In foundations, we design for overturning by balancing the acting moment and the resisting moment to a minimum factor of safety. However, there are also cases in superstructure where we rely on bearing to transfer force and need to prevent net tension, using structural weight as ballast. I'm working on an existing building with slab on metal deck over bar joists for the roof, where the original designer balanced out uplift forces by providing just enough dead load at ~0.6D to counteract the ASD wind. Overturning from wind acting on the side of some new RTU's creates a small net uplift; my task was to check whether it would unzip the whole bay, assuming a bearing-only connection to the joists. As it turns out, the roof could maintain net downwards force on the joists at ASD wind (0.6D+0.6W), but it failed at LRFD 0.9D+1.0W. I was surprised to realize that the ASD uplift combination is less conservative on dead load resisting uplift (0.6:0.6 = 1:1 vs. 1:0.9). Strange.
When the net uplift is caused by dead load and resisted by dead load, it gets even stranger. It's not uncommon to have long cantilevers (three or four times the backspan) in contemporary construction, resulting in permanent uplift on the back column, under dead load alone. The back column may be stabilized by the dead load within its trib area: dead load against dead load. It got me wondering about design for uplift when dead load is both the bad guy and the good guy.

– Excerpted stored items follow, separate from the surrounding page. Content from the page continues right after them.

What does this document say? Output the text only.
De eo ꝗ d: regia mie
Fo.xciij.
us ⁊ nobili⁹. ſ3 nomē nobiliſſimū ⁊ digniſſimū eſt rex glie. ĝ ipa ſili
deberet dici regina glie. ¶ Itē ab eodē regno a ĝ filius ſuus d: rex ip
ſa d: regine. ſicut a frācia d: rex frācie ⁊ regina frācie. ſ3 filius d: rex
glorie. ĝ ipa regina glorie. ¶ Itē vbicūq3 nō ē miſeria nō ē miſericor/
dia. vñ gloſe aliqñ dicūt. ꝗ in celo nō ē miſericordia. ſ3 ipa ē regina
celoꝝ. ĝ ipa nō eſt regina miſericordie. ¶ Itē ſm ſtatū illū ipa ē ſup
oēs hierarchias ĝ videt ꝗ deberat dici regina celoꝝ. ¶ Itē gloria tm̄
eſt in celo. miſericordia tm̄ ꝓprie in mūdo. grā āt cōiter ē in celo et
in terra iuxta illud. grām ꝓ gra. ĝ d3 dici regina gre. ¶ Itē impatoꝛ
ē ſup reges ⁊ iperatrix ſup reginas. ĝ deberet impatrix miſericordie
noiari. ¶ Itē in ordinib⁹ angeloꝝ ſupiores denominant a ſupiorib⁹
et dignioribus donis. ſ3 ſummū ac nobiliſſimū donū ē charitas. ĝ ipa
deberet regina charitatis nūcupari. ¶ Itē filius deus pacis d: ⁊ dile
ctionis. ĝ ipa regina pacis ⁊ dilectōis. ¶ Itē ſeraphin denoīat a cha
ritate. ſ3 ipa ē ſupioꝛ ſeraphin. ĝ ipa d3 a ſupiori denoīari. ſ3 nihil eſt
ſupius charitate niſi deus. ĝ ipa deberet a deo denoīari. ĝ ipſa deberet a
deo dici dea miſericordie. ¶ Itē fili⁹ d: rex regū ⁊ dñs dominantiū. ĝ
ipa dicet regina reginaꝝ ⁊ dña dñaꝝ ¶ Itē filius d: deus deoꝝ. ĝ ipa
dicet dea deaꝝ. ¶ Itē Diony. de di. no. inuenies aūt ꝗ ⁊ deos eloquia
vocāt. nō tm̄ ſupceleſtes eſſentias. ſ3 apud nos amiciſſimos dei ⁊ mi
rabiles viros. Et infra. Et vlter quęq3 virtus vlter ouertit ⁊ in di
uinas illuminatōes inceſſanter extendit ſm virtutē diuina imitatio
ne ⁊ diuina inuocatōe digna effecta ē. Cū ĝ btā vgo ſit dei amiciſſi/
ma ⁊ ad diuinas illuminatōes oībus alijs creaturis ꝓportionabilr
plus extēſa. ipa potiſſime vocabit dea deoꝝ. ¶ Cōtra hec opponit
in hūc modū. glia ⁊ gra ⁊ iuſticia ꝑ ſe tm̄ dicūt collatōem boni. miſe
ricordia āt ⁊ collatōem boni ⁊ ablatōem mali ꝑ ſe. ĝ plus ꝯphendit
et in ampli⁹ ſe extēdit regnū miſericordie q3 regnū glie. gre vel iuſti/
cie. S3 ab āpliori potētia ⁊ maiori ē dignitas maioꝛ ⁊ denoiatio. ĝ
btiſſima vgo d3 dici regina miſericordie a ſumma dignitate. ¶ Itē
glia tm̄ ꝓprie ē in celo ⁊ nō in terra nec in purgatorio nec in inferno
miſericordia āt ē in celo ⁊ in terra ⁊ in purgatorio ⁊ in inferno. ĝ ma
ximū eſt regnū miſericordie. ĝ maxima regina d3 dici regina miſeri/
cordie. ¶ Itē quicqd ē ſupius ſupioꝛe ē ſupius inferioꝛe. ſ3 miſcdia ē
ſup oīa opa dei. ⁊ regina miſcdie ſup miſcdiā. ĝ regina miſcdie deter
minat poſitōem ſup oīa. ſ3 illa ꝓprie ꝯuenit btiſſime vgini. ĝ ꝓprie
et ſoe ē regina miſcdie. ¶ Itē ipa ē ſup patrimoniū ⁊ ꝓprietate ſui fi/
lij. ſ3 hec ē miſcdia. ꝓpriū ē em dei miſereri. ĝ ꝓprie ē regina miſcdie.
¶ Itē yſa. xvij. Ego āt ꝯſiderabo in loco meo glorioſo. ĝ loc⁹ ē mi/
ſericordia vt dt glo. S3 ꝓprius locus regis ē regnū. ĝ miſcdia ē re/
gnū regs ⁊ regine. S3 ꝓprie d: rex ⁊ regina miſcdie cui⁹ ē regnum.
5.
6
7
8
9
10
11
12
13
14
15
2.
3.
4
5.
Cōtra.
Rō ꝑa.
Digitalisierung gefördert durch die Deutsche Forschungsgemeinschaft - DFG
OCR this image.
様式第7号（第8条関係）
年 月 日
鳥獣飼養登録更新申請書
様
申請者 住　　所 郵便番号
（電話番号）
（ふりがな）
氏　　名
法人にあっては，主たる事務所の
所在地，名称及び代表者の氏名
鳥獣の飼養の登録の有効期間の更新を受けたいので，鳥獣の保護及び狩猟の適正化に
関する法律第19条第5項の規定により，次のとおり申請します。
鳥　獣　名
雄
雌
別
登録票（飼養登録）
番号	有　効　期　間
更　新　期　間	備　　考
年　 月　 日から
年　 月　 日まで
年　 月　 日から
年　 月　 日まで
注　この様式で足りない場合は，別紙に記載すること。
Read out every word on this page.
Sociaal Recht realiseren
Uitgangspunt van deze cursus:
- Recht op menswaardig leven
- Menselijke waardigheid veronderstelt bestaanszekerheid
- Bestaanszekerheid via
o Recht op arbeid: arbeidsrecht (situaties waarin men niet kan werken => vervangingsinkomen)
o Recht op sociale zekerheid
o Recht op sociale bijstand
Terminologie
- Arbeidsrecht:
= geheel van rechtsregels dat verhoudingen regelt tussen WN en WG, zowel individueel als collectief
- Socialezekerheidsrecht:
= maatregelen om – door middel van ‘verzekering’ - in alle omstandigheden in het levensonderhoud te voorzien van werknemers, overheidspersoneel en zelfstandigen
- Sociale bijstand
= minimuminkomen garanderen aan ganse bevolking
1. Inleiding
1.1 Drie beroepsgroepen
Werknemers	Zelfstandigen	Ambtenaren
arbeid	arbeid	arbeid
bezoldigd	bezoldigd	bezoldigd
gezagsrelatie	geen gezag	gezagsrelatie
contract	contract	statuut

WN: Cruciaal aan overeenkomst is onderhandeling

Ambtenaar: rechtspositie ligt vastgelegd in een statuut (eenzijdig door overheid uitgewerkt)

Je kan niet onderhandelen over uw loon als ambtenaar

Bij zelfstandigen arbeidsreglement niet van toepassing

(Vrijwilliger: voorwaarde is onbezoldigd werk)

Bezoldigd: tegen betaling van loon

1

Say we model the above frame in analysis software with auto combinations--dangerous, I know. The software would create a demand envelope considering many combinations, using 1.2D for downward effects and 0.9D for uplift. If the wind and snow loads are very small by comparison (let's say it's a decorative canopy inside a shopping mall that experiences virtually no environmental hazards), there is a scenario where the dead load could be almost perfectly balanced; say 10 kips uplift due to dead load on the cantilever against 10.5 kips downwards due to the structural weight within the trib area of the column. In real life, the detrimental dead load could easily have been underestimated by a small margin, lifting the column under dead load alone. However, the software would show no net uplift at target reliability.
I'm curious as to whether anybody's come across this, and what method you would use to meet the standard of care. Is it appropriate to design to 0.9D_resisting + 1.2D_acting (equivalent FS = ~1.3)? Perhaps 0.9D_resisting + 1.4D_acting (FS = ~1.5)? Better to use a foundations approach with acting vs resisting forces at FS=2? I imagine this FS is intended to consider variability in soil weights, which are much higher than variability of dead load. Is it possible to perform such a check in a single software model?
Excited to hear some thoughts on this. Feel free to comment on just part of this very dense post.